Наконец гроб поставили куда следует. Чтоб она пропала, эта смерть; и жертву-то, кривая старуха, толком наметить не умеет. Если уж выбирать, так стоило бы выбрать эту лошадиную рожу.

Какаду, увидев, что лейтенант отвернулся, делает рукой непристойный жест. Мы все покатываемся со смеху. А вечером Какаду хвастает шуткой, которую он отмочил перед этой бабой лейтенантом, и Кобылица как захохочет, словно ее бесы защекотали. Груди у неё подрагивают, соблазняют. Но я в ее сторону не смотрю, уставился на ее двоюродную, а та даже не усмехнулась. Она потолще Кобылицы и не такая смазливая. Что поделаешь, думаю, у каждого своя судьба. Какаду уже не терпится – столько у него припасено всяких басен для Кобылицы, и он подмигивает мне, бери, мол, сестричку и уводи ее отсюда. «Ладно», – говорит толстуха, пойдем пройдемся. Я обнимаю свою девушку за плечи, не так чтоб очень аккуратно.
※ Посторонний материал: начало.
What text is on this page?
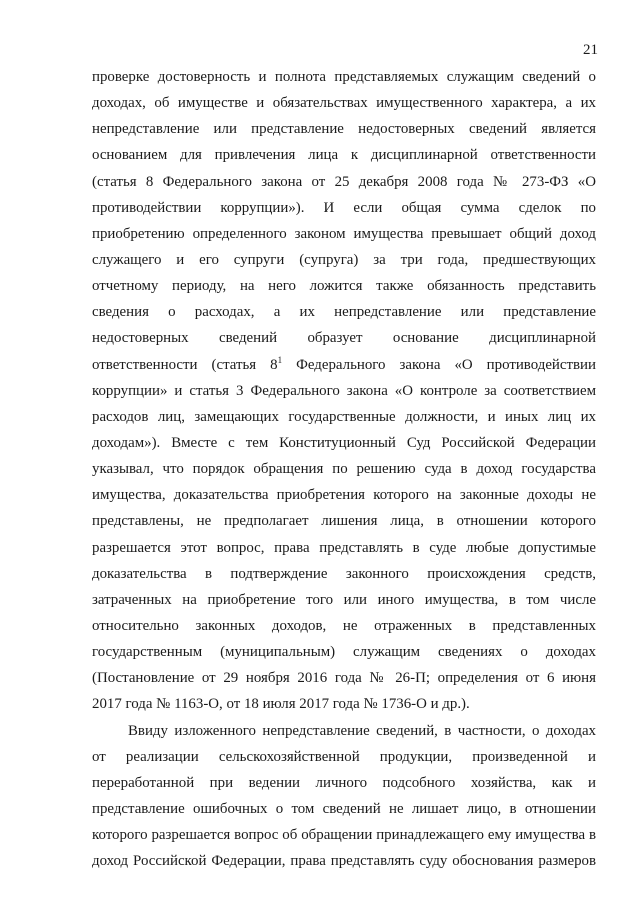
21
проверке достоверность и полнота представляемых служащим сведений о
доходах, об имуществе и обязательствах имущественного характера, а их
непредставление или представление недостоверных сведений является
основанием для привлечения лица к дисциплинарной ответственности
(статья 8 Федерального закона от 25 декабря 2008 года № 273-ФЗ «О
противодействии коррупции»). И если общая сумма сделок по
приобретению определенного законом имущества превышает общий доход
служащего и его супруги (супруга) за три года, предшествующих
отчетному периоду, на него ложится также обязанность представить
сведения о расходах, а их непредставление или представление
недостоверных сведений образует основание дисциплинарной
ответственности (статья $8^1$ Федерального закона «О противодействии
коррупции» и статья 3 Федерального закона «О контроле за соответствием
расходов лиц, замещающих государственные должности, и иных лиц их
доходам»). Вместе с тем Конституционный Суд Российской Федерации
указывал, что порядок обращения по решению суда в доход государства
имущества, доказательства приобретения которого на законные доходы не
представлены, не предполагает лишения лица, в отношении которого
разрешается этот вопрос, права представлять в суде любые допустимые
доказательства в подтверждение законного происхождения средств,
затраченных на приобретение того или иного имущества, в том числе
относительно законных доходов, не отраженных в представленных
государственным (муниципальным) служащим сведениях о доходах
(Постановление от 29 ноября 2016 года № 26-П; определения от 6 июня
2017 года № 1163-О, от 18 июля 2017 года № 1736-О и др.).
Ввиду изложенного непредставление сведений, в частности, о доходах
от реализации сельскохозяйственной продукции, произведенной и
переработанной при ведении личного подсобного хозяйства, как и
представление ошибочных о том сведений не лишает лицо, в отношении
которого разрешается вопрос об обращении принадлежащего ему имущества в
доход Российской Федерации, права представлять суду обоснования размеров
Кобылица уже повисла на Какаду, видно, что она женщина горячая и напористая, как и полагается в таком деле.

Неужели уж Кобылица поэтому лучше других женщин? Вранье это, чистое вранье! Она делает свое дело и знает, как взять быка за рога, а в душе пусто. Дает, что у нее просят, и все. Любовь к женщине, да еще вечная – совсем другая любовь. Это все равно что сделать ее хозяйкой того, что ты есть, и не думать, не бояться, что она тебя забудет или ты стушуешься, потеряешь себя. Просто Кобылица виднее, ловчее своей деревенской толстухи сестры. Может, и выражаюсь не очень складно, но как я сказал, что это вранье, так на том и стою.

Из домика все время доносится радостный смех – это Какаду заигрывает с Кобылицей. Кобылицина сестра уселась в саду под большим деревом в прохладной тени, наполненной птичьими голосами. Она все говорит и говорит о Кочабамбе, потому что однажды там побывала, а я как раз из тех мест, и ох, как же там… Я закрываю ой рот поцелуем, она отбивается, но страсть придает мне силы – вот оно то, о чем я мечтал с тех пор, как попал сюда, и теперь ей от меня не уйти. Дальше – больше, и вот я добираюсь до того, что Кобылица, думаю, предлагает без лишних слов.